I often have bought broth, or soup stock, in 1-litre tetra packs from the grocery store. They cost $3.00 or $4.00 each, and they have Stuff in them. Stuff like yeast and colouring and tons of salt. Stuff that isn’t soup stock, in addition to the stuff that is. Sometimes I’ve even bought Simulated Soup Stock Powder, which is definitely not food; it’s the product of a chemical factory, like the one downtown that I sometimes travel past… the chemical factory that smells like chicken soup.

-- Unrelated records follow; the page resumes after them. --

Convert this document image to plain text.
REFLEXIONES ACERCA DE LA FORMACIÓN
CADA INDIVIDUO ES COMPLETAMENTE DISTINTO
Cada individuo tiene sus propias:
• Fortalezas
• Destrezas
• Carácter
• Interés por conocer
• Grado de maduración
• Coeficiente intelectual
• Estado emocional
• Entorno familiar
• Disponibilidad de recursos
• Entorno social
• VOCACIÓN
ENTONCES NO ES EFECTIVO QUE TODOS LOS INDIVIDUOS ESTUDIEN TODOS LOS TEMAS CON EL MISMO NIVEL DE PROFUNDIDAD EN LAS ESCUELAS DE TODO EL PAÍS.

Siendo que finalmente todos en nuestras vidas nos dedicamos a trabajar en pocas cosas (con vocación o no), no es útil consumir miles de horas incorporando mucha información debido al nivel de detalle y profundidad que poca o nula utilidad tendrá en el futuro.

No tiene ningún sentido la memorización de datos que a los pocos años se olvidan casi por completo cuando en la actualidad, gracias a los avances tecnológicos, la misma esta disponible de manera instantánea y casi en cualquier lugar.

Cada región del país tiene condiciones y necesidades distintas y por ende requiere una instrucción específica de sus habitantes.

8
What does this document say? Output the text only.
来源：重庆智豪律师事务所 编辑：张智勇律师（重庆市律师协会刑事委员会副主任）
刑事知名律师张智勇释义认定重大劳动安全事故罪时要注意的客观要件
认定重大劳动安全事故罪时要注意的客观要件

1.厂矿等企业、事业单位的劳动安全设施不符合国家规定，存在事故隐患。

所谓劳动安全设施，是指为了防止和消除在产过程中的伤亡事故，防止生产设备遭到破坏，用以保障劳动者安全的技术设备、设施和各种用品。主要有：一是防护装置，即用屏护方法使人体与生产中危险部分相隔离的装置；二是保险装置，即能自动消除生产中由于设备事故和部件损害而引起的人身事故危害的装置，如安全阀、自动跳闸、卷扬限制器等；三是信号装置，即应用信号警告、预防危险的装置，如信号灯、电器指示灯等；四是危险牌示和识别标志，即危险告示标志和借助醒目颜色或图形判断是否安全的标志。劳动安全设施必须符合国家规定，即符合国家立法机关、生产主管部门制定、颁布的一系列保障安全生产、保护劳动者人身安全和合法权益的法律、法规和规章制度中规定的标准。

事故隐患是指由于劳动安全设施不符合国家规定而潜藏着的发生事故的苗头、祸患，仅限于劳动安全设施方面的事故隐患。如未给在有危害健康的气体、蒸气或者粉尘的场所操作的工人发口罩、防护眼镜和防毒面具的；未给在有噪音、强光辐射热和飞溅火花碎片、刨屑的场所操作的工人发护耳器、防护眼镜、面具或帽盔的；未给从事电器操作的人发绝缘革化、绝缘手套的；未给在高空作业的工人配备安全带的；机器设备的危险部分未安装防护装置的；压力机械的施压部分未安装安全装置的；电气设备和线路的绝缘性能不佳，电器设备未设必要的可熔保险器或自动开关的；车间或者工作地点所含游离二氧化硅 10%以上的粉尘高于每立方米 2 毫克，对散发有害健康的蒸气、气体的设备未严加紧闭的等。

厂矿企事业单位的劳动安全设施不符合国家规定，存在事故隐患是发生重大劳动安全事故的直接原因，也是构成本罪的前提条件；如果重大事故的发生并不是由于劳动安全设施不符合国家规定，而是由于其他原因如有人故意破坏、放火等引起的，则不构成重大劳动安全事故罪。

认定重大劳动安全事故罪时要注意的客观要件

This past weekend I bought a bag of beef bones and a bag of chicken bones from my butcher. Each bag cost me $1.50. I simmered them in water, with the addition of some vegetables and spices, for several hours. Now I have 5 litres of soup stock, which cost $3.00 for all five, plus the cost of the electricity to run the stove. I have saved between $15.00 and $20.00, and I have had complete control over what kind of soup-stock stuff I’m eating.
Oh, and it tastes better than the broth from the store. And a lot better than the Simulated Soup Stock Powder from the Frankenchicken Chemical Company.
I’m going to be doing this a lot from now on! 🙂
Cheap and Easy Soup Stock (Chicken or Beef)
Several pounds of beef bones or chicken bones
Water to cover
An onion or two, roughly chopped
A couple of carrots, roughly chopped
A couple of celery stalks, roughly chopped
A few cloves of garlic, if you want
A tomato, roughly chopped, or some tomato paste, for beef stock
Salt and pepper to taste
Herbs to taste: thyme or basil works well for beef, tarragon or rosemary can be nice with chicken… experiment
1. If you’re making beef, roast the beef bones first, at 375°F, for about an hour. You don’t have to do this with chicken bones, but it’s fine also to use the carcass of a roasted chicken.
2. Put bones in a large pot and cover with water.
3. Add remaining ingredients.
4. Bring to a boil, then lower the heat, and simmer for at least four hours.
5. If there’s any meat on the bones, rescue it after the first hour or two, for use in other dishes.
6. When stock tastes the way you want it to, let it cool.
7. Strain out the solids and discard them; there’s no flavour or nutrition left in them. Store and freeze soup stock in containers for later use.